Campeón de las ligas holandesa, italiana, española y francesa, la simple presencia de su selección en la fase final de un gran torneo es ya considerada un éxito. Por si eso fuera poco, el atacante sueco ha de combatir, porque Ibra no juega, combate, con la evocación de la escuadra comandada por Tomas Brolin, el niño más serio del planeta, tercera en el Mundial del 94. Además, se está viendo privado, temporada tras temporada, de la gloria de la Champions, una competición a la que, para ser justos, le urge tanto ser conquistada por el talento indomable del sueco como al sueco le urge conquistarla cuanto antes. Los aficionados nos merecemos esa imagen. Ibra merece ese recuerdo. Ese peso fugaz sobre su cabeza que conlleve la desaparición de otro peso, en apariencia equivalente, pero en realidad mucho mayor bajo su pecho. Cada partido supone para Ibra la posibilidad de seguir ejecutando una venganza eterna e inaplazable que no responde a ninguna afrenta. Él, más que un ídolo y menos que un dios, vive tanto del aplauso como de la fe. Probablemente ahora, transcurridos los años, veamos al mejor Ibra posible, pues para el delantero sueco, formado en la lucha, el tiempo, el letal enemigo común, seguramente encarne la verdadera reválida, el único contrario honorable. Con la camiseta del Ajax, cuna de nueves específicos en su maravillosa y determinante anomalía, anotó contra el NAC Breda un tanto inolvidable, algo parecido a una invitación, una promesa, una razón para seguirle, para creer en él. Ibra no ve la portería desde cualquier sitio, la ve en cualquier sitio. Capaz de volverse aún más grande gracias a su elasticidad: el anhelo de ocupar la totalidad del espacio, de tener lo deseado más próximo, a Ibra, el último pegador, no le hace falta armar la pierna para golpear: impulsado únicamente por su determinación, todo es una ocasión para él por el hecho de ser él quien posee en ese instante la pelota o quien está, esté donde esté, cerca del arco, porque para el sueco, forjado en el taekwondo, "cerca" significa "frente a".

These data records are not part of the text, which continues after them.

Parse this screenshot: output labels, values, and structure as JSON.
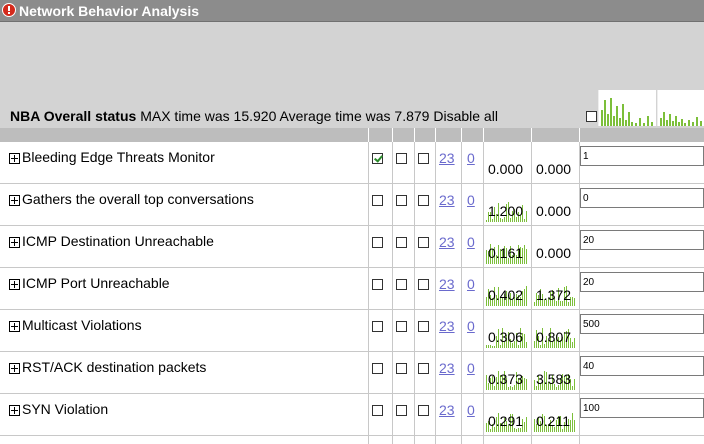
{
  "window": {
    "title": "Network Behavior Analysis"
  },
  "status": {
    "label": "NBA Overall status",
    "max_text": "MAX time was 15.920",
    "avg_text": "Average time was 7.879",
    "disable_all": "Disable all",
    "disable_all_checked": false
  },
  "rows": [
    {
      "name": "Bleeding Edge Threats Monitor",
      "cb1": true,
      "cb2": false,
      "cb3": false,
      "link1": "23",
      "link2": "0",
      "v1": "0.000",
      "v2": "0.000",
      "input": "1",
      "spark1": false,
      "spark2": false
    },
    {
      "name": "Gathers the overall top conversations",
      "cb1": false,
      "cb2": false,
      "cb3": false,
      "link1": "23",
      "link2": "0",
      "v1": "1.200",
      "v2": "0.000",
      "input": "0",
      "spark1": true,
      "spark2": false
    },
    {
      "name": "ICMP Destination Unreachable",
      "cb1": false,
      "cb2": false,
      "cb3": false,
      "link1": "23",
      "link2": "0",
      "v1": "0.161",
      "v2": "0.000",
      "input": "20",
      "spark1": true,
      "spark2": false
    },
    {
      "name": "ICMP Port Unreachable",
      "cb1": false,
      "cb2": false,
      "cb3": false,
      "link1": "23",
      "link2": "0",
      "v1": "0.402",
      "v2": "1.372",
      "input": "20",
      "spark1": true,
      "spark2": true
    },
    {
      "name": "Multicast Violations",
      "cb1": false,
      "cb2": false,
      "cb3": false,
      "link1": "23",
      "link2": "0",
      "v1": "0.306",
      "v2": "0.807",
      "input": "500",
      "spark1": true,
      "spark2": true
    },
    {
      "name": "RST/ACK destination packets",
      "cb1": false,
      "cb2": false,
      "cb3": false,
      "link1": "23",
      "link2": "0",
      "v1": "0.373",
      "v2": "3.583",
      "input": "40",
      "spark1": true,
      "spark2": true
    },
    {
      "name": "SYN Violation",
      "cb1": false,
      "cb2": false,
      "cb3": false,
      "link1": "23",
      "link2": "0",
      "v1": "0.291",
      "v2": "0.211",
      "input": "100",
      "spark1": true,
      "spark2": true
    }
  ],
  "colors": {
    "titlebar": "#8c8c8c",
    "header_band": "#d3d3d3",
    "spark": "#7cbf3a",
    "link": "#6a6acd"
  }
}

Yo no sé cómo se siente mientras se ata las botas, si se ve como un conquistador o como un superviviente, a qué imagen de sí mismo, a eso se reduce siempre todo, responde su fiereza. Guerrero antes que artista se sirve de la excelencia para imponerse en la batalla. Dotado de una coordinación prodigiosa destinada en principio a los jugadores de menor estatura, desde su metro noventa y cinco desafía también la gravedad. Cada amago, cada giro, cada recorte, supone una especie de burla pero al mismo tiempo un matiz, un retoque sutil en aquello que esculpe, una forma de fusión entre lo imaginado solo por él y lo visto por todos. La altura está ligada a la soledad. Pero no creo que Ibra se sienta solo cuando mira a su alrededor y no ve a nadie más. O quizá sí: en ocasiones la soledad no se debe a la distancia ni a la ausencia, sino a la expectativa, la esperanza vivida como una meta o, tal vez, la meta vivida como una esperanza, quién sabe. Para Ibra, la línea recta, más que el camino más corto, es el único camino. No esconde el balón, lo protege. Y lo enseña, confiado, como alguien que vuelve sin paraguas, como si sólo a él le perteneciese, y los demás, rivales, compañeros y aficionados no fuéramos más que testigos. De la arrogancia se nutre el talento, no al revés. El ego es la rúbrica pero también el lienzo. Por todo esto, yo, si algo le pido a las temporadas venideras, es lo mismo que le pedía a esta y que el bueno de Pellegrini y sus pupilos acaban de negarme: una Champions para Ibra, nada más que eso.